Paralel yapının, Akparti’ye her zaman muhalefet yapan partilerle işbirliği yapması ve onlarla bir amaç uğruna çaba sarf etmesi acaba bu seçimlerde oy oranlarında nasıl bir değişiklik yapacağı 30 Mart’ta çok net görülecek.
Ancak biz de kamuoyunu yoklayarak bazı tahminlerde bulunmak istiyoruz.
En başta görülen şu ki, CHP ile paralel yapının başı Gülen cemaatinin birlikte hareket etmesi dindar kesimi fazlasıyla rahatsız etmiş durumda.
Böyle bir durumda Akparti haricindeki diğer partinin muhafazakâr insanlarının Akparti’ye olan ilgileri ister istemez artmış olacaktır.
Bu dost modern darbe muhafazakâr insanların bilinçlenmesine ve Akparti’ye kayma gibi bir durum oluşturmaktadır.
Zaten CHP kurumsal olarak birçok sıkıntı içinde.

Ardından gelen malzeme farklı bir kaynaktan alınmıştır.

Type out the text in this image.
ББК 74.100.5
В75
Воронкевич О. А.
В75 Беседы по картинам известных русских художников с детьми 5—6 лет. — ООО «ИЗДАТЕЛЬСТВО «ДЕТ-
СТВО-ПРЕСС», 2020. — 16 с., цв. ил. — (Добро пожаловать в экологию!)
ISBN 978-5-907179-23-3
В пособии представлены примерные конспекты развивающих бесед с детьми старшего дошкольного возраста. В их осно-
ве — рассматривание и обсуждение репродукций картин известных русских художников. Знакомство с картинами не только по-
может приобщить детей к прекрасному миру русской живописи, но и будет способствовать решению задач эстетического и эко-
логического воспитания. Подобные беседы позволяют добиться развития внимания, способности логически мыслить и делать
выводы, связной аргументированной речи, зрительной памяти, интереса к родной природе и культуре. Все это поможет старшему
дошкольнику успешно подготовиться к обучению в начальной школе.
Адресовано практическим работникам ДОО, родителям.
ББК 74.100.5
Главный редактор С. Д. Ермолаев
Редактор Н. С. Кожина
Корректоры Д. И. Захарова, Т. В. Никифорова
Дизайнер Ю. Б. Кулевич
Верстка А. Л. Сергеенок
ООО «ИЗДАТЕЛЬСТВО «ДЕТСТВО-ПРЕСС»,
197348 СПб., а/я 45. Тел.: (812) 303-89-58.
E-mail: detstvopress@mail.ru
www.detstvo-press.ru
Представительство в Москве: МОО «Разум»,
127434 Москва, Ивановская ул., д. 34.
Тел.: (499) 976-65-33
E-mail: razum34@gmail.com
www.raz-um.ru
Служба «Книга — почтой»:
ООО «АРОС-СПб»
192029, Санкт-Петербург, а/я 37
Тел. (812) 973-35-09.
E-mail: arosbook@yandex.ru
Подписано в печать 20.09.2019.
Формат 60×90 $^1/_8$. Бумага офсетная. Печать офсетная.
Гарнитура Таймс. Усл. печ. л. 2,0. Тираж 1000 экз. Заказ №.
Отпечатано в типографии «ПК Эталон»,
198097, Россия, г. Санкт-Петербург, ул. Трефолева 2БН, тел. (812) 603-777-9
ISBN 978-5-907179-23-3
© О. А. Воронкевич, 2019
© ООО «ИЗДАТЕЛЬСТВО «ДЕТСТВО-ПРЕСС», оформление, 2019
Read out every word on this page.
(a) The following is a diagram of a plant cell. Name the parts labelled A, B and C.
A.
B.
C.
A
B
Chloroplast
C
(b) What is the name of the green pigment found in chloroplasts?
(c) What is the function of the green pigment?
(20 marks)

CHP’nin aday seçimlerinde yaşadığı sıkıntılar aşikâr.
Bu sıkıntılar oy oranında ciddi kayıplara neden olacak.
Taban aday seçiminde sağa kayılmasından çok rahatsız. Bundan dolayı CHP haricinde alternatif aramaları mümkün.
Ayrıca CHP idarî konuda da çok sıkıntı yaşamakta.
Kılıçdaroğlu, CHP’de etkin bir idarecilik yapamıyor. Sarıgül’e de zaten boyun eğmiş durumda.
Sözün özü CHP’nin oy kaybı yaşaması şaşılacak bir durum değil.
MHP de ise farklı bir durum var.
Yaklaşık birbuçuk yıldır şehid haberleri gelmiyor. Bu haberlerin gelmemesi seçmen üzerinde milliyetçilik duygunu az da olsa köreltmiş durumda.
Bu durum MHP’nin oy kaybına neden olacağı düşünülebilir.
Ama buna rağmen MHP de fazla oy kaybı olmayabilir.
Fazla da bir yükseliş söz konusu olmaması gerektir.
BDP de ise farklı bir durum söz konusu değil.
Ama BDP’nin karşısına alternatif dindar parti çıkması demek onun oylarında az da olsa bir kayıp olması demek.
Kanımca % 1 oranında bir düşüş olabilir.
Bu seçimde küsuratlı partilerin küsuratlı inişleri veya çıkışları olacaktır.
Sözün özü 17 Aralık sürecinden sonra Akparti’nin oranlarında belirgin bir artış olacak ve bununla birlikte CHP’nin kurumsal açıdan sıkıntısı oy oranına yansıyacak.
Daha önümüzde 40 gün gibi bir süre var.
Bu köprünün altında çok sular akar ama görünen köy de kılavuz istemez.